I have a simple data service :
@GET
public Data getData(@QueryParam("id") Long id) {
Data data = dataService.getData(id);
return data;
}
And a matching DataSerializer
that implements JsonSerializer<Data>
:
The DataSerializer
is registered to Jackson via :
simpleModule.addSerializer(Data.class , dataSerializer);
ObjectMapper mapper = new ObjectMapper();
mapper.registerModule(simpleModule);
It works well.
But today , I want to add another Locale
parameter , and hope the DataSerializer
to output correspondent content :
@GET
public Data getData(@QueryParam("id") Long id , @QueryParam("locale") Locale locale)
The 'Data
' itself contains various locale variations , and I hope to get the assigned locale output.
But when I get the locale
from the parameter , I don't know how to pass the locale
value to the DataSerializer
…
Is there anyway to achieve this ?
Except this solution :
Data data = dataService.getData(id.get() , locale);
which is not what I want.
It seems ThreadLocal
is the only way to achieve this , but I feel that is ugly. Any other feasible solutions ?
Thanks.
Environments : dropwizard-0.7.0-rc2 , jackson-core:jar:2.3.1
===================== updated ==========
reply to @andrei-i :
Because my data itself already contains various locale versions. for example :
Data helloData = dataService.get("hello");
helloData.getName(Locale.English) == "Hello";
helloData.getName(Locale.France) == "Bonjour";
helloData.getName(Locale.Germany) == "Hallo";
I want to directly pass the locale from URL to JsonSerializer , to get one version of the data presentation.

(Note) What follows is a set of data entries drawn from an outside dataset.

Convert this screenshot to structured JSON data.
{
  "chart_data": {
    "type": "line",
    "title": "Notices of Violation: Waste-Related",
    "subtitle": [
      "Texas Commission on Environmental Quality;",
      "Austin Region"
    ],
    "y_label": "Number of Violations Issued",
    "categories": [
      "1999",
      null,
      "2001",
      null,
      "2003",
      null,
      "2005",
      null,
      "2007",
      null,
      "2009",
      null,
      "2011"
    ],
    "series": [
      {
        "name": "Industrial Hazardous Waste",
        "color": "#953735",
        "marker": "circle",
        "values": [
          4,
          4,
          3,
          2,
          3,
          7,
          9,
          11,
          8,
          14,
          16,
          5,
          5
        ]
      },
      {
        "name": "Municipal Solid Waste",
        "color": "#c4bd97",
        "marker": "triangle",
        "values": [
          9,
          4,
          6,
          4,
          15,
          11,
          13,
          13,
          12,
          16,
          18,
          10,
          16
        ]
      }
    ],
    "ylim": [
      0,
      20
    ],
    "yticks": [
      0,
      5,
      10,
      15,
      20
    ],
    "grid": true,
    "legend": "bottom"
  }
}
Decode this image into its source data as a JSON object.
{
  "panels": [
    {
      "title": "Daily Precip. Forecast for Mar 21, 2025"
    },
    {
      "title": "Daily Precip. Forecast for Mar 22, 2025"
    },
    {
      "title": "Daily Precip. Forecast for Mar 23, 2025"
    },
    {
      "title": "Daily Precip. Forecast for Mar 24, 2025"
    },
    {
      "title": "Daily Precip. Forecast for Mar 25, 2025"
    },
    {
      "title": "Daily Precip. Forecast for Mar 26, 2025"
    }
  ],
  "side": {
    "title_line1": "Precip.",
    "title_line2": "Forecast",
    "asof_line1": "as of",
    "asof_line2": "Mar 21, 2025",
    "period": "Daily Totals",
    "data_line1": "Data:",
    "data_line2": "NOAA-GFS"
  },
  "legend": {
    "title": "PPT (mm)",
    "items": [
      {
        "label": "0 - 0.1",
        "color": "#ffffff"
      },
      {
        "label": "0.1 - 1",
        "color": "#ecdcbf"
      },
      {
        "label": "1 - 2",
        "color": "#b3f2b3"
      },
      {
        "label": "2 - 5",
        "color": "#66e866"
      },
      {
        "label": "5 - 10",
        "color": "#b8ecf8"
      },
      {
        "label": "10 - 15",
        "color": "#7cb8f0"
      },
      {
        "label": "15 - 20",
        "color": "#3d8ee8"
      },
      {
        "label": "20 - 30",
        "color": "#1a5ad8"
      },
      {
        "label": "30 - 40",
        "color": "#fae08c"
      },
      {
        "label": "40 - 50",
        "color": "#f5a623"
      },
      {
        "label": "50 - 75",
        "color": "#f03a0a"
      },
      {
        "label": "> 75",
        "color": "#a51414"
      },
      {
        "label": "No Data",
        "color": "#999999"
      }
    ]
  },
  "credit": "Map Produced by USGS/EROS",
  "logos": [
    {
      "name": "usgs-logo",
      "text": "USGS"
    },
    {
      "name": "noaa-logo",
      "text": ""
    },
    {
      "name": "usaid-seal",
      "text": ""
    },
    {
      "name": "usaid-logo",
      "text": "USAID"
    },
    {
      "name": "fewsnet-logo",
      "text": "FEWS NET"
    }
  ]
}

And there 'may' be other version (not just locale) , so , inheriting Data mixing Locale is not considered.
I know that this is not a new question but here is what I came up with facing the similar problem:
created custom annotation:
@Target({ ElementType.FIELD, ElementType.TYPE, ElementType.METHOD }) @Retention(RetentionPolicy.RUNTIME) public @interface JsonLocalizable { public String localizationKey(); }
Jackson serializer:
public class LocalizingSerializer extends StdSerializer<String> implements ContextualSerializer { private String localizationKey; public LocalizingSerializer() { super(String.class); } public LocalizingSerializer(String key) { super(String.class); this.localizationKey = key; } @Override public void serialize(String value, JsonGenerator jgen, SerializerProvider provider) throws IOException, JsonGenerationException { String localizedValue = //.... get the value using localizationKey jgen.writeString(localizedValue); } @Override public JsonSerializer<?> createContextual(SerializerProvider prov, BeanProperty property) throws JsonMappingException { String key = null; JsonLocalizable ann = null; if (property != null) { ann = property.getAnnotation(JsonLocalizable.class); } if (ann != null) { key = ann.localizationKey(); } //if key== null?? return new LocalizingSerializer(key); } }
Annotate the field you want to localize:
public class TestClass { @JsonSerialize(using = LocalizingSerializer.class) @JsonLocalizable(localizationKey = "my.key") private String field; public String getField() { return this.field; } public void setField(String field) { this.field = field; } }
Solution 1. In your JAX-RS implementation register your own implementation of MessageBodyWriter for JSON requests. Probably your implementation will extend Jackson. Also it might be possible that you will have to unregister Jackson. In a MessageBodyWriter
you can inject a UriInfo instance using the @Context
annotation, and with it you can get any request parameter.
Solution 2. Change the architecture of your Data
, so that it is locale-aware. For example, create a setter setLocale()
which will change the returned data, if the locale was set.